Dedim, testleri suratına fırlattım ve kapıyı çarparak evden çıktım. Barut gibiydim. Ayakkabılarımı giydim ve Cankat'ın evine koştum. Lanet ev uzaktaydı. Nefes nefese bir halde evlerine ulaştım. Kapıyı art arda çalıyordum. Normalde o saatte evde Cankat'tan başka kimse olmazdı. Ama benim bu şansım sınır tanımadığından her şey olabilirdi.
Kapıyı Cankat açtı. O bir şey diyemeden içeri daldım ve odasına çıktım. Cankat'ın odasına daldığım çok olmuştu. Bu yüzden bir şey demiyordu bana. Cankat odaya girince nefretimi kusmaya başladım: "Senin o beyni başka yerlerinde olan arkadaşının ta-"
"Sakin ol Leyla. Ne oldu yine?"
"Beyinsiz bana neler neler söyledi. Yok o soru çözüm odasına kız atacak kadar salak değilmiş de ben Taylan'la aynı sitedeymişim onun evine gidip orada... Tövbe ya!"
"Böyle mi dedi?"
"Evet aynen böyle dedi. Egosuna koyduğumun gerizekalısı!"
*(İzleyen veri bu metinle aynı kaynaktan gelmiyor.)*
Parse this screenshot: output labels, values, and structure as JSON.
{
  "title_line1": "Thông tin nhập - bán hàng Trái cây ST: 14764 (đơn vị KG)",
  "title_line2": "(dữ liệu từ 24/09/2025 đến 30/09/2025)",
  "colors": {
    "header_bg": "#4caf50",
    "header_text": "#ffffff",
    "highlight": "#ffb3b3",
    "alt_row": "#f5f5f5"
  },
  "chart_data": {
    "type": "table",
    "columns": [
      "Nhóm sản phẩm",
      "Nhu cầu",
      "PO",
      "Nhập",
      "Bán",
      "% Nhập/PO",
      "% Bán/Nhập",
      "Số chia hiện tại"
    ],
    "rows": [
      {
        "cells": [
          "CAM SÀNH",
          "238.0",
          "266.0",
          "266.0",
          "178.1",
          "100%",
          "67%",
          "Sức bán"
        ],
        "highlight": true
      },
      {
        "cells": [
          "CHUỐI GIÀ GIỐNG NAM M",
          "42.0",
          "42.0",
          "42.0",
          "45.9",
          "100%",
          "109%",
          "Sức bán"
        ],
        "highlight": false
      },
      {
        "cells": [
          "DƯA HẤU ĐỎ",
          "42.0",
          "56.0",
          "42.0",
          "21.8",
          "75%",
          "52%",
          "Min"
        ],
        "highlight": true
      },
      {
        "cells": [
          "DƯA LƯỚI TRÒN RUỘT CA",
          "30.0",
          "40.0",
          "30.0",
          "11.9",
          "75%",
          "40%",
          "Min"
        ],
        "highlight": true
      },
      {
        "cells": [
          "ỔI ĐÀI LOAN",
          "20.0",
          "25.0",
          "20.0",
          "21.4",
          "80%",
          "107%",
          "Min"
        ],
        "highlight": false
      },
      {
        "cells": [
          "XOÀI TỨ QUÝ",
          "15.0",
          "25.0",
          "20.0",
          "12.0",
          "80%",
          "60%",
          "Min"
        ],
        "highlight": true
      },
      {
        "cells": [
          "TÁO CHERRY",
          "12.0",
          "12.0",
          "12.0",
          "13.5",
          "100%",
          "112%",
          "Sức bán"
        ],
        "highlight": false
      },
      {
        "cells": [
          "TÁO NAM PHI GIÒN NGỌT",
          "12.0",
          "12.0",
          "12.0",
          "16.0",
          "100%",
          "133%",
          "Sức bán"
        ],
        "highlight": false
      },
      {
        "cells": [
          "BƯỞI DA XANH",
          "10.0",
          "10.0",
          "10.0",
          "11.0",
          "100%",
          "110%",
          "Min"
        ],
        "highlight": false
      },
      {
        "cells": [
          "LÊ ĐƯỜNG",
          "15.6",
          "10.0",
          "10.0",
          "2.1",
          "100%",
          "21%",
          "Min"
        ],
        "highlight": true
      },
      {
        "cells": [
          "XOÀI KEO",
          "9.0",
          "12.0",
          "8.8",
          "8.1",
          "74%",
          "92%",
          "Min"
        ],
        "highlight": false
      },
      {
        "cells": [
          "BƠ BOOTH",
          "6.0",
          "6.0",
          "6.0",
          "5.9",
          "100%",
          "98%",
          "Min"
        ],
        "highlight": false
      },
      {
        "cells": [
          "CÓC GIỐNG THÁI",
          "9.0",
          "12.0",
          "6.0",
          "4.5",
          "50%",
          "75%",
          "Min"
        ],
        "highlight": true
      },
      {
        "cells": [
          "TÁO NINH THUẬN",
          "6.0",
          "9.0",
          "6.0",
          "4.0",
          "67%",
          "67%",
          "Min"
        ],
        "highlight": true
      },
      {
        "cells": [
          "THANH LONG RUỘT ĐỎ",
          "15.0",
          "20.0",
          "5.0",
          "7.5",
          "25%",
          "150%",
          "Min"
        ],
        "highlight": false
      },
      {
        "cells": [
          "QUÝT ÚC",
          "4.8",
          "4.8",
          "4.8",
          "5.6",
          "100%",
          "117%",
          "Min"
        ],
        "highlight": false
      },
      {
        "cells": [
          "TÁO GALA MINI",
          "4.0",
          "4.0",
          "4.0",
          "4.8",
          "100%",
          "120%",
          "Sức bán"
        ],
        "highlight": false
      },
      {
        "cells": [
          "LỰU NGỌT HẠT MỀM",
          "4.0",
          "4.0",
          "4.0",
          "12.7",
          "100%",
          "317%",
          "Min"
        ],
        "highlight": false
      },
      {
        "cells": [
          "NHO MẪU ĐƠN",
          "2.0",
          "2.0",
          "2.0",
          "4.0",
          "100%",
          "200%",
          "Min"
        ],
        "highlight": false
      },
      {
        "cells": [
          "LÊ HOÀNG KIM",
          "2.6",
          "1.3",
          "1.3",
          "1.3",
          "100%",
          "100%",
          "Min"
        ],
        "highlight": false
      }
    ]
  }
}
"Ya yanlış anladığındandır."
"Dinleseydi beni gerizekalı. Ayrıca o imaları falan da çok iğrençti."
"Ya ama hak ver çocuğa."
"Cankat salak mısın sen? Kimin tarafındasın anlamadım ki!"
"Orta yolu bulmaya çalışıyorum sadece."
"Öyle mi? O zaman sana iyi şanslar." diyip evden hızla çıktım. En yakın arkadaşım bile beni anlamıyorsa kimse beni anlamazdı. En iyisi eve gitmekti. Eve yaklaşınca annemin arabasını gördüm. Kimseye iyi davranacak halde değildim ve o halde en son isteyeceğim şey birini daha üzmekti. Sitenin parkına gittim. Oyun oynayan çocuklardan başka kimse yoktu. Ayakkabılarımı çıkardım ve çimlerin üzerinde yürümeye başladım. Herhalde benim elektriğimi aldıktan sonra alternatif enerji kaynağı olarak kullanılabilecek durumda olacaklardı. Bir süre sonra elektronlarımı atmış bir şekilde uzanmaya karar verdim.
Tam uykunun kollarında huzura ulaşacakken yüzüme bir şeyin düştüğünü hissettim. Ve tabi ki böcek sandım. Yani başka ne olabilirdi ki? Işık hızıyla ayağa fırladım ve "İğrençiğrençiğrençiğrençiğrenç..." diye bağırmaya başladım. Bir kahkaha duyunca gözlerimi açtım (ve evet o sırada da gözlerim kapalıydı. Niye? Çünkü ben malım.)
Karşımda Emirhan duruyordu.
"Çok mu komik?"
"Evet. Çok..."
Sustum. Gerizekalı kim bilir yüzüme nasıl bir tarantula atmıştı da gülüyordu.
"Yüzüne böcek falan atmadım. Masum bir çiçekti sadece."
"Nereden-"
"Seni tanımaya başladım diyelim."
"Evet o kadar iyi tanıyorsun ki yaklaşık yarım saat önce bana çok güzel şeyler söyledin."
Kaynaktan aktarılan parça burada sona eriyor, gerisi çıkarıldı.